May 1, 2020
It was as emotionally stirring as it was succinct. Bordering a circular Vaux Breweries’ Double Maxim beer mat ran a strapline urging drinkers to ‘Get the Strength of the North Inside You’.
The might of the city’s world-class shipbuilders, the muscle of its coal miners and the skills of its trailblazing glass makers – all encapsulated in one local ale.
Vaux, founded in 1806 by Cuthbert Vaux, was once a totemic employer in the city, its beers quenching drinkers’ thirsts as its name became synonymous with Sunderland AFC thanks to a long-running sponsorship deal.
The brewer’s sprawling plant may now have been erased from Sunderland’s landscape, but the city’s reputation as an industrial hub – as highlighted by Vaux’s passionate marketing campaigns – remains just as permanent.
It’s a legacy that certainly struck a chord with national grocer Ocado Group.

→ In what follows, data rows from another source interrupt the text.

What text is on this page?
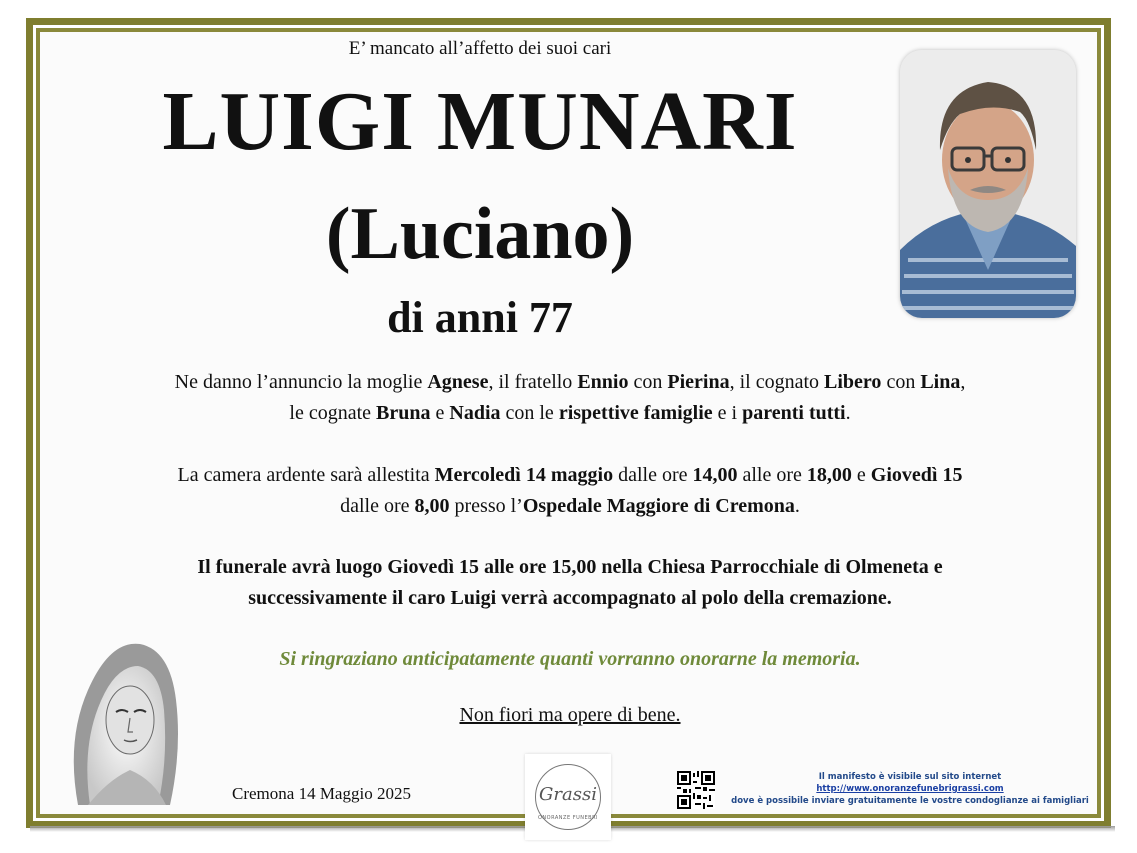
E’ mancato all’affetto dei suoi cari
LUIGI MUNARI
(Luciano)
di anni 77
Ne danno l’annuncio la moglie Agnese, il fratello Ennio con Pierina, il cognato Libero con Lina,
le cognate Bruna e Nadia con le rispettive famiglie e i parenti tutti.
La camera ardente sarà allestita Mercoledì 14 maggio dalle ore 14,00 alle ore 18,00 e Giovedì 15
dalle ore 8,00 presso l’Ospedale Maggiore di Cremona.
Il funerale avrà luogo Giovedì 15 alle ore 15,00 nella Chiesa Parrocchiale di Olmeneta e
successivamente il caro Luigi verrà accompagnato al polo della cremazione.
Si ringraziano anticipatamente quanti vorranno onorarne la memoria.
Non fiori ma opere di bene.
Cremona 14 Maggio 2025	Grassi
ONORANZE FUNEBRI
Il manifesto è visibile sul sito internet http://www.onoranzefunebrigrassi.com
dove è possibile inviare gratuitamente le vostre condoglianze ai famigliari
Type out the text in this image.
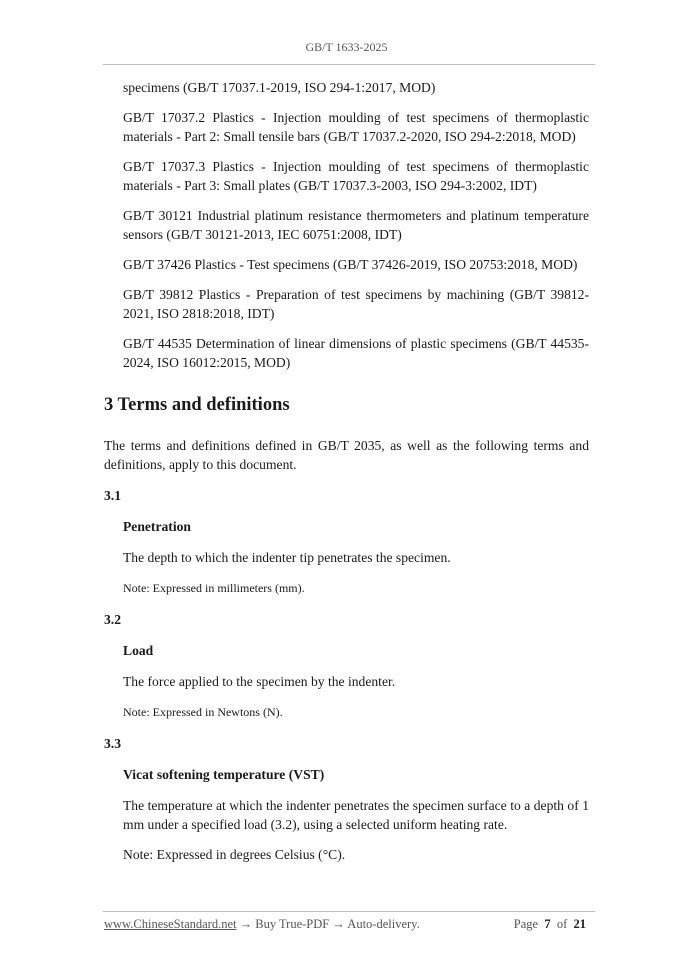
GB/T 1633-2025

specimens (GB/T 17037.1-2019, ISO 294-1:2017, MOD)

GB/T 17037.2 Plastics - Injection moulding of test specimens of thermoplastic materials - Part 2: Small tensile bars (GB/T 17037.2-2020, ISO 294-2:2018, MOD)

GB/T 17037.3 Plastics - Injection moulding of test specimens of thermoplastic materials - Part 3: Small plates (GB/T 17037.3-2003, ISO 294-3:2002, IDT)

GB/T 30121 Industrial platinum resistance thermometers and platinum temperature sensors (GB/T 30121-2013, IEC 60751:2008, IDT)

GB/T 37426 Plastics - Test specimens (GB/T 37426-2019, ISO 20753:2018, MOD)

GB/T 39812 Plastics - Preparation of test specimens by machining (GB/T 39812-2021, ISO 2818:2018, IDT)

GB/T 44535 Determination of linear dimensions of plastic specimens (GB/T 44535-2024, ISO 16012:2015, MOD)

3 Terms and definitions

The terms and definitions defined in GB/T 2035, as well as the following terms and definitions, apply to this document.

3.1

Penetration

The depth to which the indenter tip penetrates the specimen.

Note: Expressed in millimeters (mm).

3.2

Load

The force applied to the specimen by the indenter.

Note: Expressed in Newtons (N).

3.3

Vicat softening temperature (VST)

The temperature at which the indenter penetrates the specimen surface to a depth of 1 mm under a specified load (3.2), using a selected uniform heating rate.

Note: Expressed in degrees Celsius (°C).

www.ChineseStandard.net → Buy True-PDF → Auto-delivery.	Page 7 of 21
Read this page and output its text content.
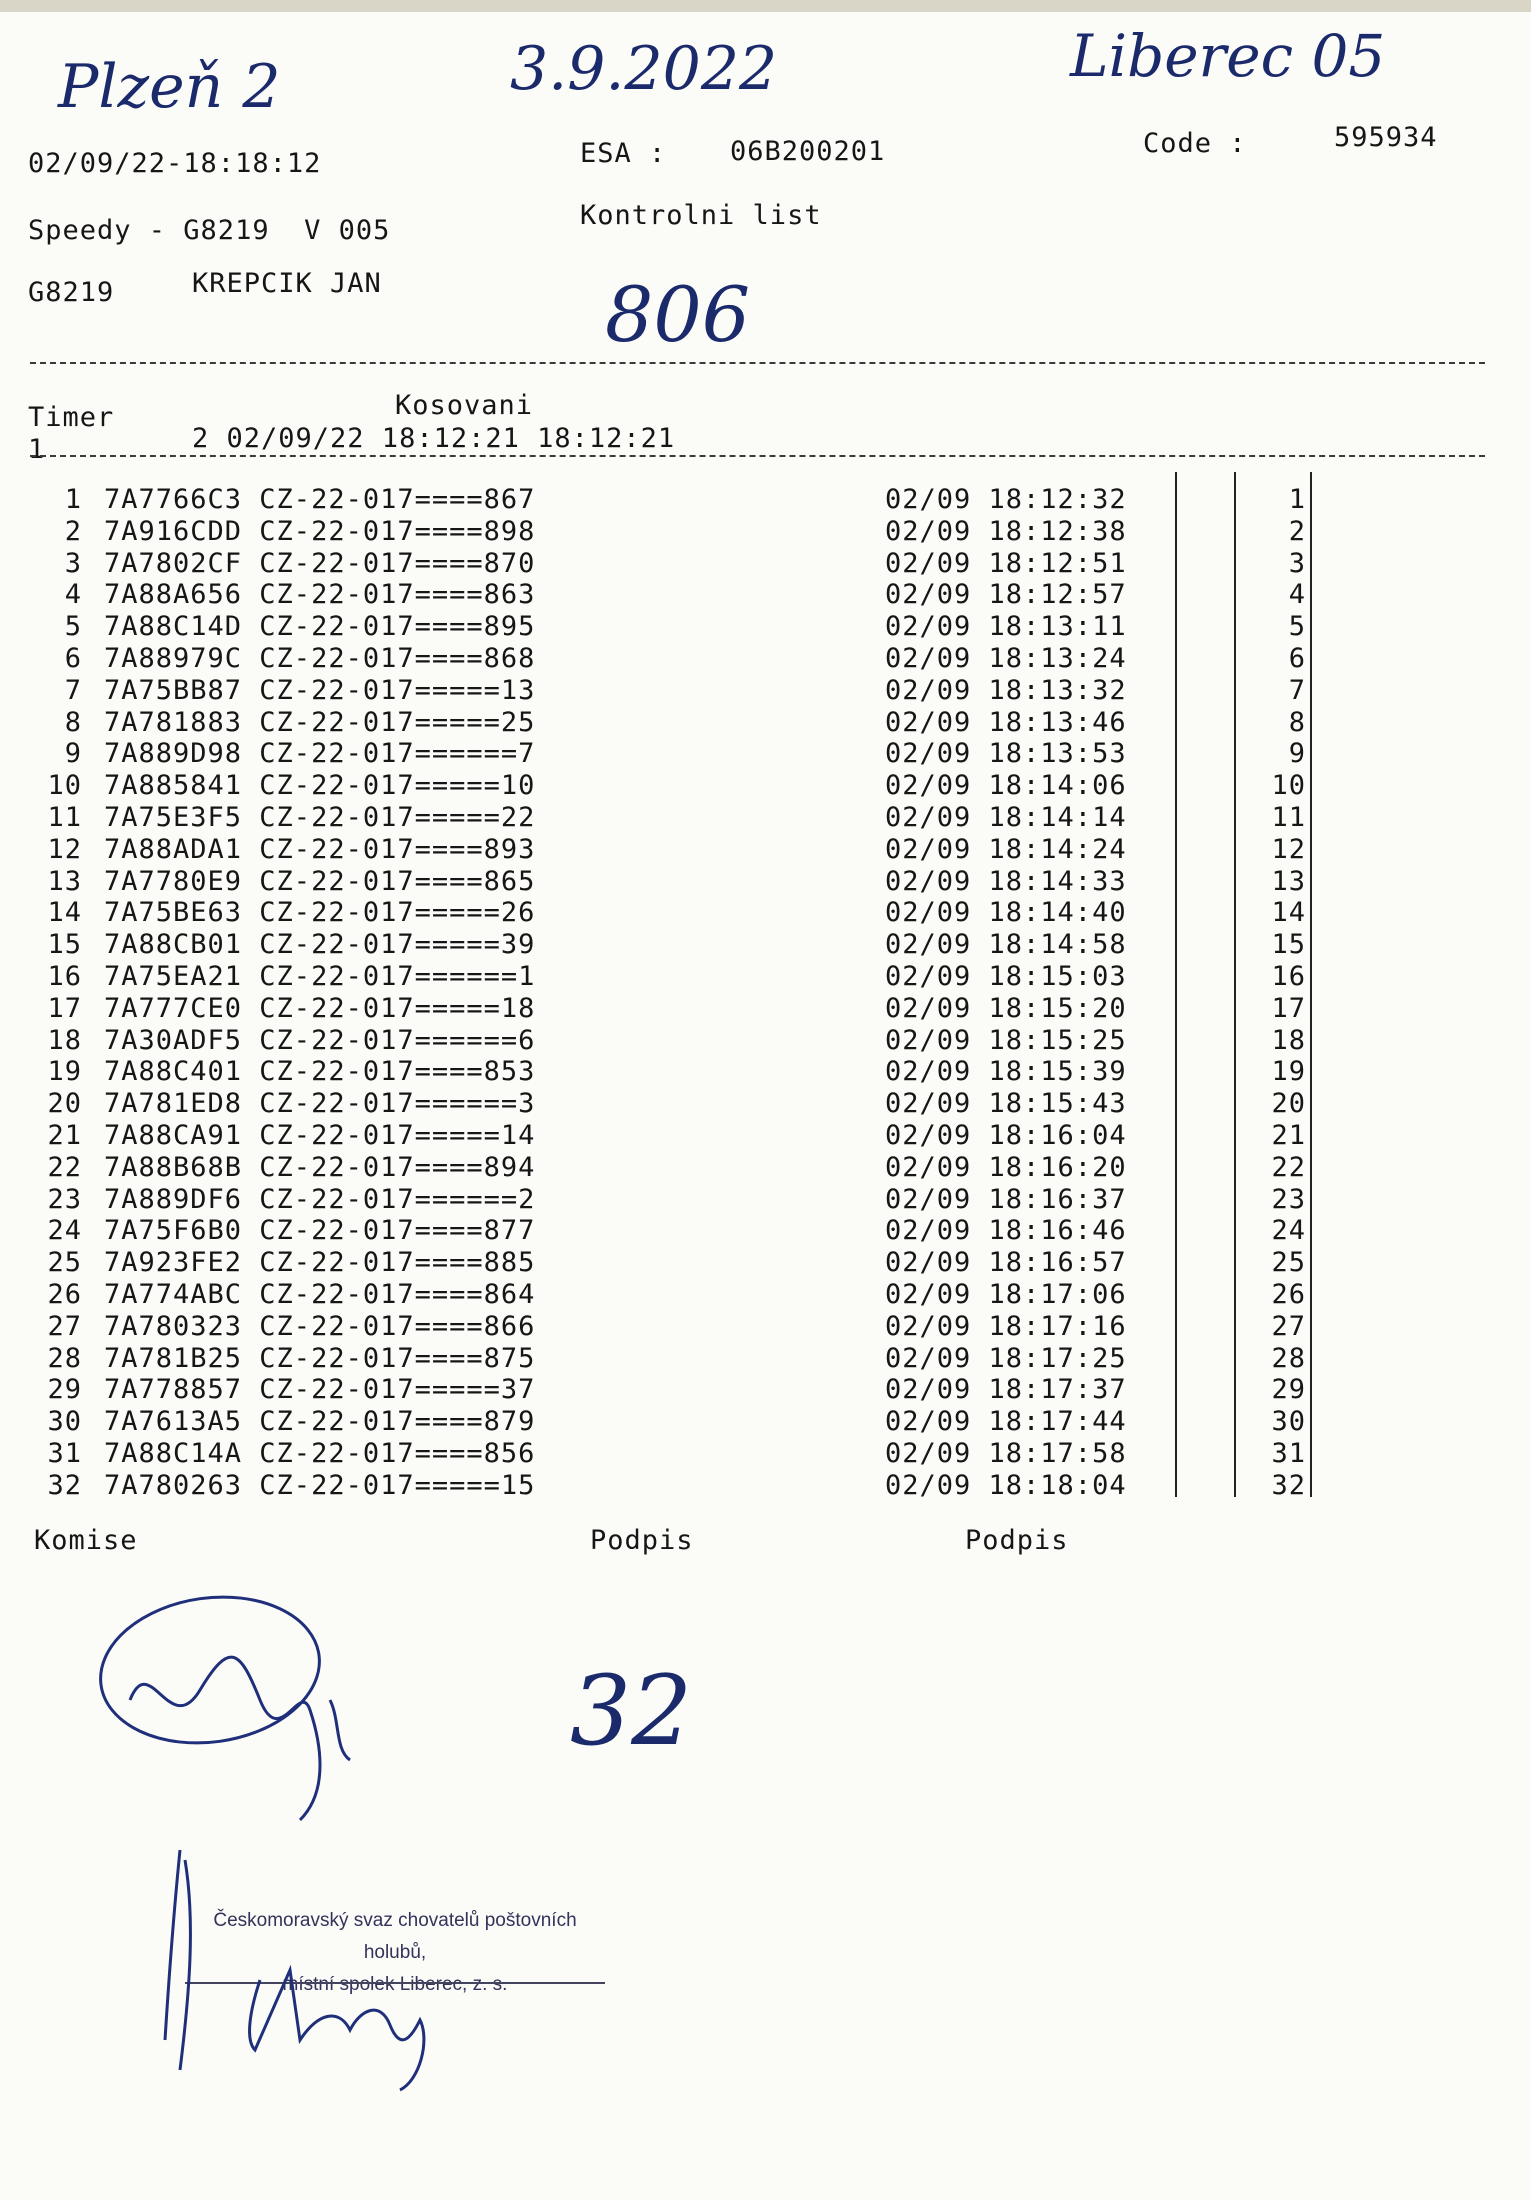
Plzeň 2	3.9.2022	Liberec 05
02/09/22-18:18:12	ESA : 06B200201	Code :	595934
Speedy - G8219  V 005	Kontrolni list
G8219	KREPCIK JAN	806
Kosovani
Timer
1	2 02/09/22 18:12:21 18:12:21
1 7A7766C3 CZ-22-017====867	02/09 18:12:32	1
2 7A916CDD CZ-22-017====898	02/09 18:12:38	2
3 7A7802CF CZ-22-017====870	02/09 18:12:51	3
4 7A88A656 CZ-22-017====863	02/09 18:12:57	4
5 7A88C14D CZ-22-017====895	02/09 18:13:11	5
6 7A88979C CZ-22-017====868	02/09 18:13:24	6
7 7A75BB87 CZ-22-017=====13	02/09 18:13:32	7
8 7A781883 CZ-22-017=====25	02/09 18:13:46	8
9 7A889D98 CZ-22-017======7	02/09 18:13:53	9
10 7A885841 CZ-22-017=====10	02/09 18:14:06	10
11 7A75E3F5 CZ-22-017=====22	02/09 18:14:14	11
12 7A88ADA1 CZ-22-017====893	02/09 18:14:24	12
13 7A7780E9 CZ-22-017====865	02/09 18:14:33	13
14 7A75BE63 CZ-22-017=====26	02/09 18:14:40	14
15 7A88CB01 CZ-22-017=====39	02/09 18:14:58	15
16 7A75EA21 CZ-22-017======1	02/09 18:15:03	16
17 7A777CE0 CZ-22-017=====18	02/09 18:15:20	17
18 7A30ADF5 CZ-22-017======6	02/09 18:15:25	18
19 7A88C401 CZ-22-017====853	02/09 18:15:39	19
20 7A781ED8 CZ-22-017======3	02/09 18:15:43	20
21 7A88CA91 CZ-22-017=====14	02/09 18:16:04	21
22 7A88B68B CZ-22-017====894	02/09 18:16:20	22
23 7A889DF6 CZ-22-017======2	02/09 18:16:37	23
24 7A75F6B0 CZ-22-017====877	02/09 18:16:46	24
25 7A923FE2 CZ-22-017====885	02/09 18:16:57	25
26 7A774ABC CZ-22-017====864	02/09 18:17:06	26
27 7A780323 CZ-22-017====866	02/09 18:17:16	27
28 7A781B25 CZ-22-017====875	02/09 18:17:25	28
29 7A778857 CZ-22-017=====37	02/09 18:17:37	29
30 7A7613A5 CZ-22-017====879	02/09 18:17:44	30
31 7A88C14A CZ-22-017====856	02/09 18:17:58	31
32 7A780263 CZ-22-017=====15	02/09 18:18:04	32
Komise	Podpis	Podpis
32
Českomoravský svaz chovatelů poštovních holubů,
místní spolek Liberec, z. s.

The online supermarket – known for using robots developed by Blyth-based Tharsus to pick customer deliveries – was the first tenant in The Beam, a flagship office development set at the heart of the Riverside Sunderland regeneration project.
Built on land where lines of Vaux brewers once toiled, Riverside Sunderland is providing fresh opportunity for future generations.
The project received significant impetus earlier this year when investment manager Legal & General agreed a milestone deal with the city’s council to deliver new office space on former Vaux land.
Described as the “single most significant investment story to come out of Sunderland for
decades”, the plans include a trio of Grade A office buildings that hold the potential to house hundreds of workers.
For Ocado – which announced a new
online joint venture with Marks & Spencer in February – Riverside Sunderland affords an opportunity to catalyse expansion plans while benefiting from some of that northern strength championed by Vaux.
Its customer contact centre – which could eventually employ 300 staff – supports shoppers across the grocer’s entire ordering spectrum, from initial item selection to changes, cancellations and delivery.
It is, says Chris Roberts, head of customer contact centres, a crucially important element in the business’ growth objectives, which, he adds, is being augmented by a high standard of workforce.
“The contact centre industry is booming in the North East and there is a lot of talent in the region,” says Chris, revealing the company’s Wearside base is presently providing work for around 100 people.
“Ocado has a real ambition to grow in the sector and the Sunderland centre will help that.
“We were convinced before our move into The Beam that Sunderland could offer much as a place to do business,” he continues.
“But we could not have anticipated just how many great people we would find to help drive the company’s development.”
Ocado’s role in the renaissance of land left idle by Vaux’s closure in the summer of 1999 forms one part of a broader redevelopment programme to spur Sunderland’s social and professional standing.
Work to build a new City Hall opposite The Beam is now underway, with plans for housing and a car park also mooted for the site.
Beyond the former Vaux footprint, the blueprint includes a 120-room Holiday Inn hotel at Keel Square, a 450-seater auditorium in the city’s Minster Quarter, a new business centre in the former River Wear Commissioners Building and the revitalisation of Seaburn’s seafront with a new pub and leisure village.
The additions will complement £120 million work already carried out on the Northern Spire road bridge, which provides scope for further regeneration along the River Wear by linking the suburbs of Castletown and Pallion.
For Chris, who is originally from Durham but now resides in Sunderland, the plans represent an appealing future.
“I live in Roker, so I’m literally a stone’s throw from the office,” he says.
“One of the things that attracted me to work for Ocado was that it was creating jobs in my local community by committing to such an investment.
“But it is also absolutely fantastic to see the investment across the city centre and really exciting to see the development of the area down by the riverside.
“There is no doubt this is a great region to do business.”